Blank might be decent, but I wouldn't support them yet until they move their stuff over here.
I will say the tree business is a marketing ploy and nothing more. A seed is not going to change anything. If they went out and planted one for every board they sold I'd be very impressed. Sending a seed isn't doing much of anything being that millions of seeds fall from trees every fall. They simply don't grow because of the urban surroundings. I appreciate the concept, but think it's too weak to be an actual statement.


----------



## Zee (Feb 21, 2008)

Signal looks cool...

There is nothing original about Blank Snowboards, they are simply cheap imported Chinese made snowboards. Not hating, just calling it the way it is.


----------



## walove (May 1, 2009)

triax glass and carbon is expensive no matter how you do it, O-matic made waves when they did it for $350 (with boards made in china), now these guys are doing it for $200. Cheap boards are made with cheap materials (ie. biax glass less inserts).
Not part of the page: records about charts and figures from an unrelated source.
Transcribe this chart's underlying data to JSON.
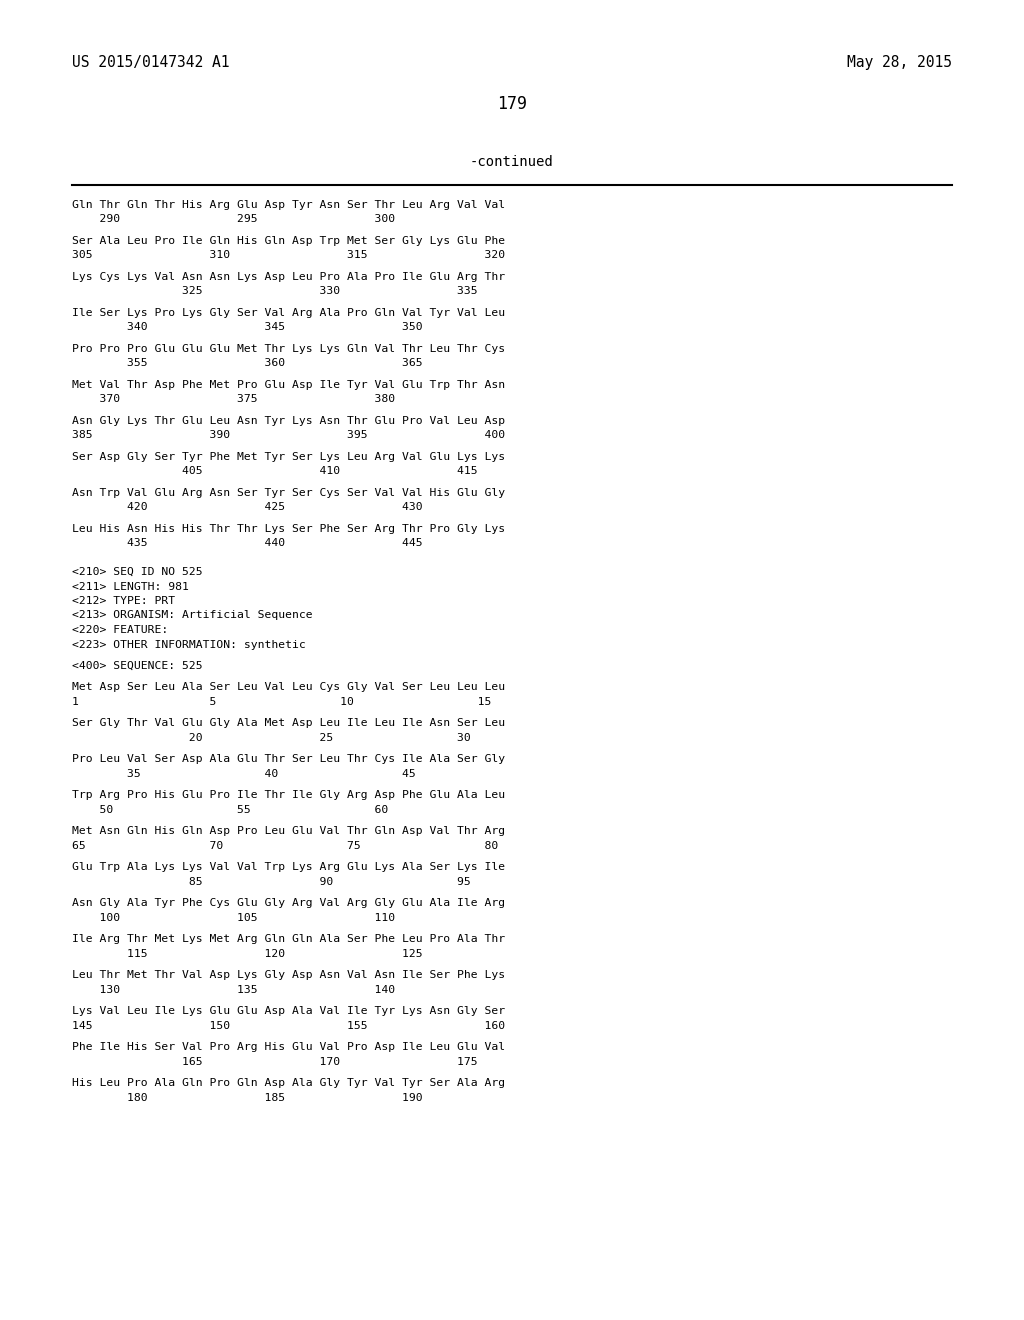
{
  "bg_color": "#ffffff",
  "header_left": "US 2015/0147342 A1",
  "header_right": "May 28, 2015",
  "page_number": "179",
  "continued_label": "-continued",
  "font_family": "monospace",
  "header_fontsize": 10.5,
  "page_num_fontsize": 12,
  "continued_fontsize": 10.0,
  "body_fontsize": 8.2,
  "body_lines": [
    "Gln Thr Gln Thr His Arg Glu Asp Tyr Asn Ser Thr Leu Arg Val Val",
    "    290                 295                 300",
    "",
    "Ser Ala Leu Pro Ile Gln His Gln Asp Trp Met Ser Gly Lys Glu Phe",
    "305                 310                 315                 320",
    "",
    "Lys Cys Lys Val Asn Asn Lys Asp Leu Pro Ala Pro Ile Glu Arg Thr",
    "                325                 330                 335",
    "",
    "Ile Ser Lys Pro Lys Gly Ser Val Arg Ala Pro Gln Val Tyr Val Leu",
    "        340                 345                 350",
    "",
    "Pro Pro Pro Glu Glu Glu Met Thr Lys Lys Gln Val Thr Leu Thr Cys",
    "        355                 360                 365",
    "",
    "Met Val Thr Asp Phe Met Pro Glu Asp Ile Tyr Val Glu Trp Thr Asn",
    "    370                 375                 380",
    "",
    "Asn Gly Lys Thr Glu Leu Asn Tyr Lys Asn Thr Glu Pro Val Leu Asp",
    "385                 390                 395                 400",
    "",
    "Ser Asp Gly Ser Tyr Phe Met Tyr Ser Lys Leu Arg Val Glu Lys Lys",
    "                405                 410                 415",
    "",
    "Asn Trp Val Glu Arg Asn Ser Tyr Ser Cys Ser Val Val His Glu Gly",
    "        420                 425                 430",
    "",
    "Leu His Asn His His Thr Thr Lys Ser Phe Ser Arg Thr Pro Gly Lys",
    "        435                 440                 445",
    "",
    "",
    "<210> SEQ ID NO 525",
    "<211> LENGTH: 981",
    "<212> TYPE: PRT",
    "<213> ORGANISM: Artificial Sequence",
    "<220> FEATURE:",
    "<223> OTHER INFORMATION: synthetic",
    "",
    "<400> SEQUENCE: 525",
    "",
    "Met Asp Ser Leu Ala Ser Leu Val Leu Cys Gly Val Ser Leu Leu Leu",
    "1                   5                  10                  15",
    "",
    "Ser Gly Thr Val Glu Gly Ala Met Asp Leu Ile Leu Ile Asn Ser Leu",
    "                 20                 25                  30",
    "",
    "Pro Leu Val Ser Asp Ala Glu Thr Ser Leu Thr Cys Ile Ala Ser Gly",
    "        35                  40                  45",
    "",
    "Trp Arg Pro His Glu Pro Ile Thr Ile Gly Arg Asp Phe Glu Ala Leu",
    "    50                  55                  60",
    "",
    "Met Asn Gln His Gln Asp Pro Leu Glu Val Thr Gln Asp Val Thr Arg",
    "65                  70                  75                  80",
    "",
    "Glu Trp Ala Lys Lys Val Val Trp Lys Arg Glu Lys Ala Ser Lys Ile",
    "                 85                 90                  95",
    "",
    "Asn Gly Ala Tyr Phe Cys Glu Gly Arg Val Arg Gly Glu Ala Ile Arg",
    "    100                 105                 110",
    "",
    "Ile Arg Thr Met Lys Met Arg Gln Gln Ala Ser Phe Leu Pro Ala Thr",
    "        115                 120                 125",
    "",
    "Leu Thr Met Thr Val Asp Lys Gly Asp Asn Val Asn Ile Ser Phe Lys",
    "    130                 135                 140",
    "",
    "Lys Val Leu Ile Lys Glu Glu Asp Ala Val Ile Tyr Lys Asn Gly Ser",
    "145                 150                 155                 160",
    "",
    "Phe Ile His Ser Val Pro Arg His Glu Val Pro Asp Ile Leu Glu Val",
    "                165                 170                 175",
    "",
    "His Leu Pro Ala Gln Pro Gln Asp Ala Gly Tyr Val Tyr Ser Ala Arg",
    "        180                 185                 190"
  ]
}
I've never heard of this company before but comparing them to crap with out knowing is not fair. (not crap snowboards those where pretty good)


----------



## tsaokie (Sep 18, 2009)

I like the idea that blank has. I would be willing to give them a shot but thats just me.:laugh:


----------



## ifresh21 (Oct 19, 2009)

Anor said:


> Index Html - Signal
> 
> Hand made, hand painted recycled materials and good tech. All American goodness (I'm Canadian but I appreciate a great local company).
> 
> ...


Yea thats a hella good point. 

90% chance that that seed wont grow for most of the people who buy the product.


----------



## mtmgiants (Sep 30, 2008)

im definitely considering getting a black 145 as a park board. for 140 bucks i wouldnt feel bad taring the board apart plus the solid black base would allow for quick and easy ptex repairs and waxes. I wish they had at least a video or two of the boards in action.


----------